Queridos amigos, en este domingo, en el que concluye el Sínodo para la familia en Roma, vamos a escuchar un grito que sale del alma de un hombre ciego llamado Bartimeo: “Hijo de David, Jesús, ten compasión de mí”. En esta frase se condensa el deseo de salvación de la Humanidad que clama a Jesús, dada la angustia que supone caminar en tinieblas. Que el Señor nos dé su luz y finos oídos para escuchar en esta mañana su palabra.
Hoy escucharemos una muy bella del profeta Jeremías, cargada de esperanza. Cuando los profetas querían corregir al pueblo lo hacían con dureza, pero cuando se trataba de alentarlo en las dificultades, sacaban lo mejor de sí mismos. Jeremías entrevé un futuro mejor para el pueblo de Israel, en plena deportación en Babilonia, y grita: “El Señor ha salvado a su pueblo, al resto de Israel”. Dios va a reunir a su pueblo disperso, y “entre ellos hay ciegos y cojos, preñadas y paridas: una gran multitud retorna”. Y se muestra así como un Padre que reúne a sus hijos. Jeremías anunciaba el retorno de Israel en un futuro próximo. Con el salmo 125, vemos ya cumplida la reunificación. La alegría es desbordante: “Cuando el Señor cambió la suerte de Sión, nos parecía soñar: la boca se nos llenaba de risas, la lengua de cantares”. Este acontecimiento fue toda una resurrección para Israel. Con el exilio, todo parecía que se derrumbaba definitivamente, pero ahora surge una nueva primavera, el tiempo de la cosecha: “Al ir, iba llorando, llevando la semilla; al volver, vuelve cantando, trayendo sus gavillas”.

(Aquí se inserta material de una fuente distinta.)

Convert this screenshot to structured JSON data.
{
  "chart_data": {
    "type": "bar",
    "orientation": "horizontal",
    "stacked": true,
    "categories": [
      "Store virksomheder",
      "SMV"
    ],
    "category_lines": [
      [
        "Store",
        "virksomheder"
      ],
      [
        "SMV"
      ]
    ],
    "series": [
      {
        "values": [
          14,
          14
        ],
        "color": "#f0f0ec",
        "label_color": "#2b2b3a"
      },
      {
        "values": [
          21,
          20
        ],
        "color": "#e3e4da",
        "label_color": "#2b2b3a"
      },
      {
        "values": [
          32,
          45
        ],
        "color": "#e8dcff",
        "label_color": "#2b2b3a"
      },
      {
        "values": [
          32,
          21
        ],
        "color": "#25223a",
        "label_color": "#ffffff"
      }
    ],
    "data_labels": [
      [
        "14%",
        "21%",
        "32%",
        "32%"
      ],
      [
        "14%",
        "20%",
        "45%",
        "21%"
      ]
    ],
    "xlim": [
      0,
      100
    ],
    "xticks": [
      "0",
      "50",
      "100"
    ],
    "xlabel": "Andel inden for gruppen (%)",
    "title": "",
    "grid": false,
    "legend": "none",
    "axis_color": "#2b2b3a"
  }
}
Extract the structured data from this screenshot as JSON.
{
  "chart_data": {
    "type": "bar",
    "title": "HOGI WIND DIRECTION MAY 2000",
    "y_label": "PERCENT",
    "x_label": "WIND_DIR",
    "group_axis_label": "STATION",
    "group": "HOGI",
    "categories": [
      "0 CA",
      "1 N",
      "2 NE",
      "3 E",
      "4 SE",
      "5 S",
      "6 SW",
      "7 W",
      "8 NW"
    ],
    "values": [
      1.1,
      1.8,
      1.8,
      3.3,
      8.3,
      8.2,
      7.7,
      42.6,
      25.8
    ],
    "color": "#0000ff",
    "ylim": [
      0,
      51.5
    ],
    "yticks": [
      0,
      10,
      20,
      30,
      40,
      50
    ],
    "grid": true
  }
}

La carta a los Hebreos desarrolla un argumento central. El culto del Antiguo Testamento ha desembocado en el ofrecimiento de Cristo en la Cruz. Hacerse cristiano no es renegar de la fe judía sino aceptar la plenitud que el mismo Dios le ha dado enviando a su Hijo. En el pasaje que escucharemos hoy, se destaca que ningún sacerdote lo es por propia iniciativa. “Dios es quien llama”. Así sucede también con Cristo, al que el Padre llamó para ser sumo sacerdote, no ya del orden de Leví, como los sacerdotes de Israel, sino del orden de Melquisedec, es decir, que imitan su gesto de ofrecer pan y vino.
El Evangelio de hoy se desarrolla camino de Jerusalén, ya en la ciudad próxima de Jericó. Allí Jesús se encuentra con el ciego Bartimeo, cuya súplica, “Hijo de David, Jesús, ten compasión de mí”, ha quedado con una de las oraciones más queridas y repetidas en el pueblo cristiano. Los cristianos orientales, a la repetición incesante de esta sencilla frase, la llaman la “oración del corazón”. Bartimeo pide a Jesús recobrar la vista y éste no tarda en conceder el favor. Es todo un símbolo de la fe. No en vano, los primeros cristianos hablaban del bautismo como de una “iluminación”. Es pasar de las tinieblas a la luz, de la oscuridad a contemplar a Jesús cara a cara.
Queridos amigos, ¿cuáles son nuestros deseos más profundos? Cada mujer y cada hombre posee en su interior el dinamismo del deseo, es decir, una serie de fuerzas e impulsos que nos arrastran por la vida en busca de determinados bienes. Pero, tristemente, tantos de esos bienes nos dejan defraudados y el deseo mengua y se apaga. Santa Teresa de Jesús quiso ser recordada como una mujer de grandes deseos. Deseos como el de Bartimeo, que grita y suplica a Jesús. Quien desea a Jesús para estar con él, para seguirlo, no queda defraudado. Pues Jesús atiende a nuestro deseo y lo cumple, incluso lo fortalece y lo eterniza. Seamos hombres y mujeres de grandes deseos, de buenos deseos. Hoy gritemos con Bartimeo: “Hijo de David, Jesús, ten compasión de mí”. ¡Feliz domingo!